The rising technical composition - labour /machine loadings are partial indicators of this - and so also the economies of scale it requires, finds a monetary reflection, the rising organic composition of capital. This then further allows an expression in a tendency for the rate of profit to fall when we relate it to the surplus value extracted in the process. This decline can only be inhibited by intensified efforts to increase the rate of exploitation on the one hand and to destroy, peacefully or otherwise, the capacity of the other competing private owners altogether, their infrastructure, so laying the ground for widening the markets that your own economies of scale require.
Simulataneously then, without really effective warfare between capitals, we have overproduction of commodities as products - to much output against existing markets - thus too much capital investment, too much money in the hands of capitalists which settles into hoards, provoking banks into inventive schemes to revive the respiratory system of capital..... until the margins are cut so fine that.... crash!!! All this of course against the constant increase in the rate of exploitation, the time it takes to reproduce the working masses employed by capital... the constant cheapening of their lives, as well as the abuse of nature per se.

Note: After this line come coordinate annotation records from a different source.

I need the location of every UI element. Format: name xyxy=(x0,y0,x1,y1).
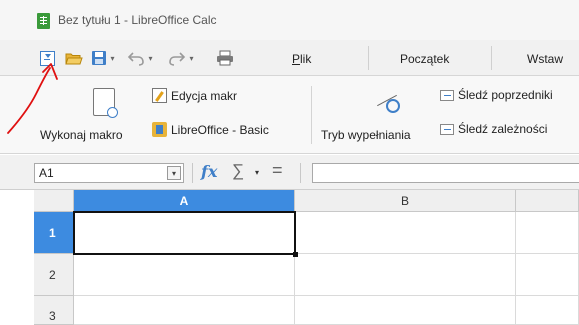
cell-b3[interactable] xyxy=(295,296,516,325)
cell-a3[interactable] xyxy=(74,296,295,325)
libreoffice-basic-label: LibreOffice - Basic xyxy=(171,122,269,137)
redo-button[interactable]: ▾ xyxy=(164,48,198,68)
tab-file[interactable]: Plik xyxy=(292,52,311,66)
tab-insert[interactable]: Wstaw xyxy=(527,52,563,66)
cell-a2[interactable] xyxy=(74,254,295,296)
cell-cursor xyxy=(73,211,298,257)
formula-input[interactable] xyxy=(312,163,579,183)
tab-divider xyxy=(368,46,369,70)
trace-precedents-icon xyxy=(440,89,454,101)
cell-b2[interactable] xyxy=(295,254,516,296)
trace-dependents-icon xyxy=(440,123,454,135)
toolbar-tab-row: ▾ ▾ ▾ Plik Początek Wstaw xyxy=(0,40,579,76)
redo-dropdown-icon[interactable]: ▾ xyxy=(189,54,193,63)
name-box-value: A1 xyxy=(39,166,54,180)
select-all-corner[interactable] xyxy=(34,190,74,212)
cell-c1[interactable] xyxy=(516,212,579,254)
annotation-arrow xyxy=(7,63,58,134)
formula-bar: A1 ▾ fx ∑ ▾ = xyxy=(0,155,579,190)
trace-dependents-label: Śledź zależności xyxy=(458,122,548,136)
row-header-3[interactable]: 3 xyxy=(34,296,74,325)
calc-app-icon xyxy=(37,13,50,29)
sum-dropdown-icon[interactable]: ▾ xyxy=(255,168,259,177)
save-dropdown-icon[interactable]: ▾ xyxy=(110,54,114,63)
row-header-1[interactable]: 1 xyxy=(34,212,74,254)
basic-ide-icon xyxy=(152,122,167,137)
ribbon-divider xyxy=(311,86,312,144)
undo-dropdown-icon[interactable]: ▾ xyxy=(148,54,152,63)
name-box-dropdown-icon[interactable]: ▾ xyxy=(167,166,181,180)
column-header-a[interactable]: A xyxy=(74,190,295,212)
sum-icon[interactable]: ∑ xyxy=(232,161,244,181)
name-box[interactable]: A1 ▾ xyxy=(34,163,184,183)
run-macro-icon xyxy=(92,88,118,118)
autofill-handle[interactable] xyxy=(293,252,298,257)
tab-divider xyxy=(491,46,492,70)
ribbon-panel: Wykonaj makro Edycja makr LibreOffice - … xyxy=(0,76,579,154)
formula-bar-divider xyxy=(300,163,301,183)
trace-dependents-button[interactable]: Śledź zależności xyxy=(440,122,547,136)
spreadsheet-grid: A B 1 2 3 xyxy=(0,190,579,325)
cell-c3[interactable] xyxy=(516,296,579,325)
column-header-b[interactable]: B xyxy=(295,190,516,212)
column-header-c[interactable] xyxy=(516,190,579,212)
formula-bar-divider xyxy=(192,163,193,183)
undo-arrow-icon xyxy=(128,52,145,66)
redo-arrow-icon xyxy=(169,52,186,66)
fill-mode-icon xyxy=(374,88,402,116)
edit-macros-label: Edycja makr xyxy=(171,88,238,103)
undo-button[interactable]: ▾ xyxy=(123,48,157,68)
window-title: Bez tytułu 1 - LibreOffice Calc xyxy=(58,13,217,27)
function-wizard-icon[interactable]: fx xyxy=(201,162,217,181)
title-bar: Bez tytułu 1 - LibreOffice Calc xyxy=(0,0,579,40)
save-button[interactable]: ▾ xyxy=(91,48,115,68)
cell-c2[interactable] xyxy=(516,254,579,296)
edit-macro-icon xyxy=(152,88,167,103)
libreoffice-basic-button[interactable]: LibreOffice - Basic xyxy=(152,122,269,137)
trace-precedents-label: Śledź poprzedniki xyxy=(458,88,553,102)
formula-equals-icon[interactable]: = xyxy=(272,160,283,181)
fill-mode-label: Tryb wypełniania xyxy=(321,128,411,142)
fill-mode-button[interactable]: Tryb wypełniania xyxy=(321,88,411,142)
printer-icon xyxy=(217,50,233,66)
floppy-save-icon xyxy=(92,51,107,65)
row-header-2[interactable]: 2 xyxy=(34,254,74,296)
tab-home[interactable]: Początek xyxy=(400,52,449,66)
print-button[interactable] xyxy=(212,48,238,68)
cell-b1[interactable] xyxy=(295,212,516,254)
edit-macros-button[interactable]: Edycja makr xyxy=(152,88,237,103)
trace-precedents-button[interactable]: Śledź poprzedniki xyxy=(440,88,553,102)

The opponents of this nasty scenario - the prospect of an ever more brutal, continuous internecine warfare on a global scale - will of course rush forward with the claim that the organic composition doesn't rise, that science will save us by 'cheapening' constant capital... and all will be well if only reason can modify the various imbalances in the system... which is of course so very complicated!
But constant capital as machinery is always being cheapened! The point is that as a mass of capital it has always to be counterposed to a smaller relative value of variable capital, otherwise profits will decline even more dramatically.
'Fundamentally' capitalism systematically produces crises as a result of its 'nature'.
Paul
----- Original Message -----
From: Paula
To: Outline on Political Economy mailing list
Sent: Sunday, November 16, 2008 7:01 AM
Subject: Re: [OPE] Marxist theory of crisis
Thanks, Paul B. and David. Do you think the present crisis is also fundamentally due to the long-run tendency of the rate of profit to fall?